One of the ways CRCNA members have been leaning into the learnings of the TRC report is through the Hearts Exchanged journey. In this forum, people spend eight months exploring how to faithfully live, worship, and embody the gospel in diverse cultural settings.

This fall the third set of Hearts Exchanged cohorts is set to start in churches and regions across Canada. The forum process is designed to prepare Christians to connect with Indigenous communities and build relationships that are marked by mutual respect and reciprocity. Participants are invited into honest dialogue about the harms of colonialism, and they encounter ‘hearts broken’ stories and experiences. More than 250 Canadian CRC members have already participated.

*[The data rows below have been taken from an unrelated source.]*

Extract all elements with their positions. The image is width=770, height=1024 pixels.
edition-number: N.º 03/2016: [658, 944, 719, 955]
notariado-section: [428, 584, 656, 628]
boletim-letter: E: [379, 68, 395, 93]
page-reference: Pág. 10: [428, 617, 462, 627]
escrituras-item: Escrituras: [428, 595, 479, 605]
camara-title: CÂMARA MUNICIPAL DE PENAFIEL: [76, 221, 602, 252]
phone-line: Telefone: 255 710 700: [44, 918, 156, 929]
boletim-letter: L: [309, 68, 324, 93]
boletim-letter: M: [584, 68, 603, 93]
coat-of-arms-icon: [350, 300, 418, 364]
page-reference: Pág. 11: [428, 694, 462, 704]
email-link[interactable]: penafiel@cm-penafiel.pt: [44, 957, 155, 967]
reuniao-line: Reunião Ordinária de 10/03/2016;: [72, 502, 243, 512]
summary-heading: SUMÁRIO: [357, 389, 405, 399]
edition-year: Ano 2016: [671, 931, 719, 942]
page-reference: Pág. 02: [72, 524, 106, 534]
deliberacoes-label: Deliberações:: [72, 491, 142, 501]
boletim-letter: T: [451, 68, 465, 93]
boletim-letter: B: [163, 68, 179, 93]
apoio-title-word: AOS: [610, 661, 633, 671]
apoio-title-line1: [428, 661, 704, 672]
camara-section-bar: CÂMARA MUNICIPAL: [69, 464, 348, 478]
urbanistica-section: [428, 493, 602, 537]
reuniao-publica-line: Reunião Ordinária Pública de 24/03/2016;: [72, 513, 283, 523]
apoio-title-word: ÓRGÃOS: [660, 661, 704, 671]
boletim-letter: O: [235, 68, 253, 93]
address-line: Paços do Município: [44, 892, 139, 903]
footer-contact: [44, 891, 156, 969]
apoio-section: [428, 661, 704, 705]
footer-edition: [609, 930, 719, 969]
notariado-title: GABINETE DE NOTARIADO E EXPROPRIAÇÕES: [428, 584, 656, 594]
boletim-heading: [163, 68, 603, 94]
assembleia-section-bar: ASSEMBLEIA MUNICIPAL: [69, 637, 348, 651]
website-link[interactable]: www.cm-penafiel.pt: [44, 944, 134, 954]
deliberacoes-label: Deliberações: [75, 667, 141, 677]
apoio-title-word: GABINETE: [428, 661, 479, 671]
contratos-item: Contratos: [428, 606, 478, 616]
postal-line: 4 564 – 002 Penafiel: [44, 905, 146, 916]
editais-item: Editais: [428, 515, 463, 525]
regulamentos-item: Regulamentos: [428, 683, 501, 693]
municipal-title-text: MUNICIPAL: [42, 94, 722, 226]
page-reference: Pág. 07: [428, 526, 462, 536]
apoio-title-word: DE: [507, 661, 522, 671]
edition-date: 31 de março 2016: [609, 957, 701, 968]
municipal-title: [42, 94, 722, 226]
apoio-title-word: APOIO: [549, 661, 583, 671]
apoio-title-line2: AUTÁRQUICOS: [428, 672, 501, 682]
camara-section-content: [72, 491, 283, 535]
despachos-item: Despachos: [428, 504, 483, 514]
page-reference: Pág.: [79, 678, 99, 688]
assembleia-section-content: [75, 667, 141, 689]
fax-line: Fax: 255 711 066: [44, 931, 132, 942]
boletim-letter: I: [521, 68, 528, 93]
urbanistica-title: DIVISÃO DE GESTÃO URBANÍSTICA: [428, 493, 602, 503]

The upcoming Canadian National Gathering in May 2023 will be grounded in the work of Hearts Exchanged.

In a recent video, participant Susan MacLarkey says, “The opportunities here to learn are always enticing, and they always deliver.” Many participants have found the opportunity to learn deeply profound. You can learn more at

For CRC members who are not able to commit to the eight-month journey of Hearts Exchanged or who have already participated, the Canadian Indigenous Ministry Committee continues to offer rich resources. For National Truth and Reconciliation Day they have collaborated on a special bonus episode of the Do Justice podcast.

“The ministry of reconciliation is a core biblical calling for all of us as followers of Christ. The National Day for Truth and Reconciliation is a rich invitation to live into this calling. I hope that we will all find ways to continue to reflect on the calls to action in the TRC report and how we can respond. I’m grateful for the ongoing work of our denominational ministries to support all of us on this journey,” said Al Postma, transitional executive director for the CRCNA in Canada.

The special podcast provides an opportunity to reflect. It is designed as a personal reflection on the Truth and Reconciliation Calls to Action 7-10, and it includes readings of the calls to action along with prayers, Scripture readings, and music from Indigenous musician Jonathan Maracle.